Ces petits arrangements systématiques avec les valeurs déroutent les Français. Ils révèlent qu’il n’y a pas « un » Sarkozysme mais « des » sarkozysmes multiples qui se contredisent et s’annulent entre eux. Le candidat de 2007 qui avait fait de la transgression des élites sa marque de fabrique et ouvert un pont avec les Français les plus modestes, est devenu un OVNI - Objet aux Valeurs Non Identifiées.
Un boulevard pour la gauche, alors ? Pas encore. Car tel le chat qui craint l’eau froide, elle répugne encore à penser deux choses.
La première, c’est la morale. Notre héritage libertaire nous fait souvent emprunter la voie de l’angélisme et du relativisme culturel pour lesquels toute morale est bourgeoise. A l’inverse, la morale populaire serait le lit de l’extrémisme. Bas les pattes, hommes de gauche ! Mais les extrémismes ne sont pas dangereux parce qu’ils pointent des problèmes, ils le sont parce qu’ils dévoient leurs solutions !
La seconde, c’est le rapport complexe entre l’élite et le peuple. La gauche, historiquement, l’a toujours envisagé à travers le vieux filtre marxiste de la lutte des classes, aujourd’hui dépassé suite à l’éclatement du salariat. Il faut le réinventer en l’adaptant aux temps nouveaux. Et le faire d’autant plus vite qu’avec la technique de l’ouverture, un attelage hétéroclite voit le jour et désoriente les Français de droite comme de gauche. Cet attelage, c’est celui du sarkozysme des puissants, de l’argent et des médias, associé à la « gauche mondaine » façonnée, elle, par le libéralisme culturel. Il s’est illustré dans l’affaire Mitterrand.
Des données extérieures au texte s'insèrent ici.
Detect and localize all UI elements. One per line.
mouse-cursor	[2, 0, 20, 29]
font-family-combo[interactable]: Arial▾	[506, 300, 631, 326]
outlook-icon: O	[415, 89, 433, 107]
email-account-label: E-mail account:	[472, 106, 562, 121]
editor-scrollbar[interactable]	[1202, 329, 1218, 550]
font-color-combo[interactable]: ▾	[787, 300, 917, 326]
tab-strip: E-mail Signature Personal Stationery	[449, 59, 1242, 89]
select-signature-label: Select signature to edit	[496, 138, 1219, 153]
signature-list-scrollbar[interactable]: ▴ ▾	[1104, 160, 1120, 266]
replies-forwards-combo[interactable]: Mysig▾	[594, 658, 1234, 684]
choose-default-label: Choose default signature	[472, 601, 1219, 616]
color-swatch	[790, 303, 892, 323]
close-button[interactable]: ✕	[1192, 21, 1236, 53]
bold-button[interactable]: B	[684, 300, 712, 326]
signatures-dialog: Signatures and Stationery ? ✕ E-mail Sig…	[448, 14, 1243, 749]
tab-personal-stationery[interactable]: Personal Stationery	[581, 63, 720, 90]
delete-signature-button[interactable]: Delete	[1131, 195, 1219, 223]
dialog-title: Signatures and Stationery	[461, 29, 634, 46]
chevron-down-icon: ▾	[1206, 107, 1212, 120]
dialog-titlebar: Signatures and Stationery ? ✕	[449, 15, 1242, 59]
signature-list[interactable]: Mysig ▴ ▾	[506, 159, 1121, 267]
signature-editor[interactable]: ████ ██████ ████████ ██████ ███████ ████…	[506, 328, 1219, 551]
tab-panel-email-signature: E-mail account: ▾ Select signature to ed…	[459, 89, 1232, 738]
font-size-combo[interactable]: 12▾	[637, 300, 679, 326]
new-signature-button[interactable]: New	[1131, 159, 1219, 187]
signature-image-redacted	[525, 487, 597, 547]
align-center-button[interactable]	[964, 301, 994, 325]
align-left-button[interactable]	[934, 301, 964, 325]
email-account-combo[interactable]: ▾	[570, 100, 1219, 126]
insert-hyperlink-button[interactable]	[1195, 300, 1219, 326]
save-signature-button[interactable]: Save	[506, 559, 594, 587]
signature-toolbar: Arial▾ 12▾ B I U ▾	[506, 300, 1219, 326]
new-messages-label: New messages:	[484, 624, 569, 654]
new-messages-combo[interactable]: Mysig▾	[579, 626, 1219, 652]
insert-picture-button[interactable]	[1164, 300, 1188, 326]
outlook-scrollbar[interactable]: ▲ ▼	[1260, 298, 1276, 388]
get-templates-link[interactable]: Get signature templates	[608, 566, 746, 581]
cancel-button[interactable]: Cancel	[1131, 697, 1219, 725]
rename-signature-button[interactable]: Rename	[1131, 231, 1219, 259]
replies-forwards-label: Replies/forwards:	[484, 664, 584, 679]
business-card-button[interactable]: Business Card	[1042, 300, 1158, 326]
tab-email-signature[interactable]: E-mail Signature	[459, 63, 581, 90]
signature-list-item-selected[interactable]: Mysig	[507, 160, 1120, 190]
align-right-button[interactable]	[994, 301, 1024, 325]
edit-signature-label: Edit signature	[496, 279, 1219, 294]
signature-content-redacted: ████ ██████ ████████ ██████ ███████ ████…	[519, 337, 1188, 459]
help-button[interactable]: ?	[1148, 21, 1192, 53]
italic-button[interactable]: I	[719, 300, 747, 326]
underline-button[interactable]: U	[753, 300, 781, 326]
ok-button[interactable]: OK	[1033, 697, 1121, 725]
Un divorce s’installe donc sur la base du sentiment que les élites contournent les règles de la morale quand les Français, eux, sont constamment rappelés à leurs responsabilités dans la vie quotidienne par leur banque, leur police, leur justice…
Il nous appartient, alors, de dépasser nos tabous afin de retrouver ce sens du peuple si vital à la gauche. Repenser notre rapport aux valeurs populaires sur l’autorité, la sécurité, le travail et, au-delà, sur toutes les questions de société, redéfinir une morale républicaine mariant vérité, impartialité, justice sociale et responsabilité, voilà les clefs qui nous mèneront à la victoire en 2012.